麦門冬(バクモンドウ)、半夏(ハンゲ)、粳米(コウベイ)、大棗(タイソウ)、人参(ニンジン)、甘草(カンゾウ)

【麦門冬湯】の効能効果

 痰の切れにくい咳、気管支炎、気管支ぜんそく

「乾性咳嗽(空咳)」に使用される漢方薬
「湿性咳嗽(痰が絡む咳)」に使用される漢方薬

【麦門冬湯】の特徴・説明

  • 気道過敏による「咳き込み」を改善する方剤です。咳の特徴として、次のような症状があります。一度咳が出始めると顔面紅潮し吐きそうになる。温度差のある所の出入りで咳がでる。話始めると咳が出る。
  • 咳の有無にかかわらず、「声がかれやすい」ようなひとにもおすすめです。
  • 気道に対する「滋潤剤(うるおいを与える)」として働き、気道の粘液分泌を促進させ、気道の乾燥を防ぎます。
  • 構成生薬である「麦門冬」は、成分に「サポニン」を含み鎮咳作用・抗炎症作用などがあるとされています。
  • 「気管支喘息」・「慢性閉塞性肺疾患(COPD)」・「嗄声」・「口腔乾燥症」・「シェーグレン症候群」などにも使用されることがあります。
  • 味は表現法が難しいですが、甘いです。

【麦門冬湯】の注意点

 むくみ・体重増加・血圧上昇などが現れた場合は医師・薬剤師に相談するようにしてください。

【麦門冬湯】の入手方法

  • 病院で処方してもらう
  • ドラッグストアや楽天・Amazonなどのインターネットで購入できます。

 漢方薬のメーカーは「ツムラ」「クラシエ」が2大メーカーです。そのほか、「三和」「コタロー」などあります。どこのメーカーが優れているかは自分は正直わかりません。

 同じ方剤名でもその中に含まれる生薬は植物などが原料になっているので、生産地・生産時期・天候などで変わります。ただ、しっかりと厳しい基準をクリアしたものですので心配はありません。

 ちなみに、「ツムラ」さんの粉末は、粒子が大きいですがお湯に溶かすときれいに完全に溶けてしまいます

 「クラシエ」さんの粉末は、粒子が細かいですが、お湯に完全には溶けず、粒子が沈殿した感じになります

 実際に飲み比べて、お好みのメーカーを選んでいただければ良いと思います。

シェーグレン症候群とは

 「シェーグレン症候群」は、涙腺や唾液腺をはじめとする外分泌腺に、自己免疫による慢性炎症が生じる疾患です。
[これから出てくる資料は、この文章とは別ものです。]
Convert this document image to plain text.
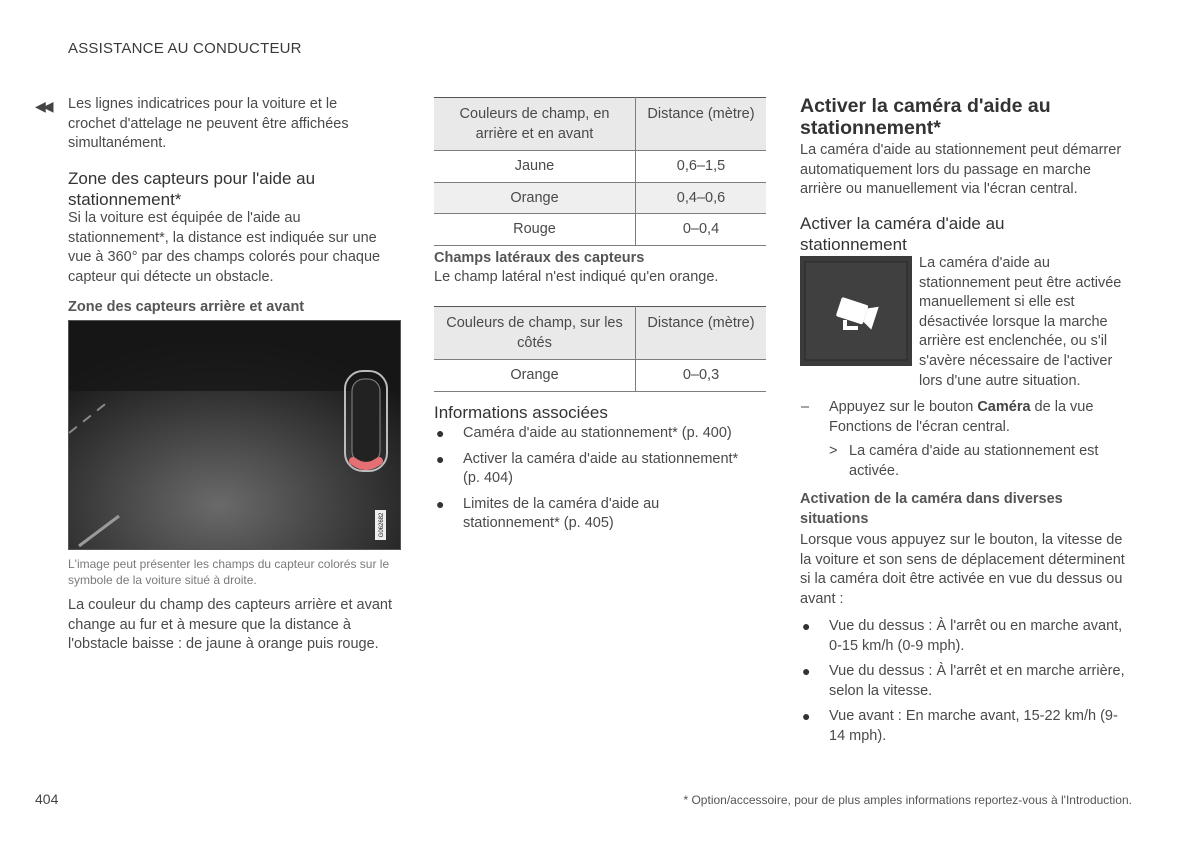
ASSISTANCE AU CONDUCTEUR
◀◀ Les lignes indicatrices pour la voiture et le crochet d'attelage ne peuvent être affichées simultanément.

Zone des capteurs pour l'aide au stationnement*

Si la voiture est équipée de l'aide au stationnement*, la distance est indiquée sur une vue à 360° par des champs colorés pour chaque capteur qui détecte un obstacle.

Zone des capteurs arrière et avant

G062682

L'image peut présenter les champs du capteur colorés sur le symbole de la voiture situé à droite.

La couleur du champ des capteurs arrière et avant change au fur et à mesure que la distance à l'obstacle baisse : de jaune à orange puis rouge.

Couleurs de champ, en arrière et en avant	Distance (mètre)
Jaune	0,6–1,5
Orange	0,4–0,6
Rouge	0–0,4

Champs latéraux des capteurs

Le champ latéral n'est indiqué qu'en orange.

Couleurs de champ, sur les côtés	Distance (mètre)
Orange	0–0,3

Informations associées

● Caméra d'aide au stationnement* (p. 400)
● Activer la caméra d'aide au stationnement* (p. 404)
● Limites de la caméra d'aide au stationnement* (p. 405)

Activer la caméra d'aide au stationnement*

La caméra d'aide au stationnement peut démarrer automatiquement lors du passage en marche arrière ou manuellement via l'écran central.

Activer la caméra d'aide au stationnement

La caméra d'aide au stationnement peut être activée manuellement si elle est désactivée lorsque la marche arrière est enclenchée, ou s'il s'avère nécessaire de l'activer lors d'une autre situation.

– Appuyez sur le bouton Caméra de la vue Fonctions de l'écran central.

> La caméra d'aide au stationnement est activée.

Activation de la caméra dans diverses situations

Lorsque vous appuyez sur le bouton, la vitesse de la voiture et son sens de déplacement déterminent si la caméra doit être activée en vue du dessus ou avant :

● Vue du dessus : À l'arrêt ou en marche avant, 0-15 km/h (0-9 mph).
● Vue du dessus : À l'arrêt et en marche arrière, selon la vitesse.
● Vue avant : En marche avant, 15-22 km/h (9-14 mph).
404	* Option/accessoire, pour de plus amples informations reportez-vous à l'Introduction.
 外分泌腺以外にも、複数の臓器に慢性炎症を合併することがあります。中年発症が多く、50歳代が発症のピークですが、若年者にも発症することがあります。男女比は1:14で女性に多い疾患です。

【シェーグレン症候群の症状】

 中心となる症状は、口や目の乾燥です。外分泌腺の機能低下のために「涙、唾液の分泌量が減少する」ことにより起こります。

 気管分泌液や胃液分泌が減ってしまうこともあります。これらは慢性炎症のために、外分泌腺組織が破壊されてしまうためです。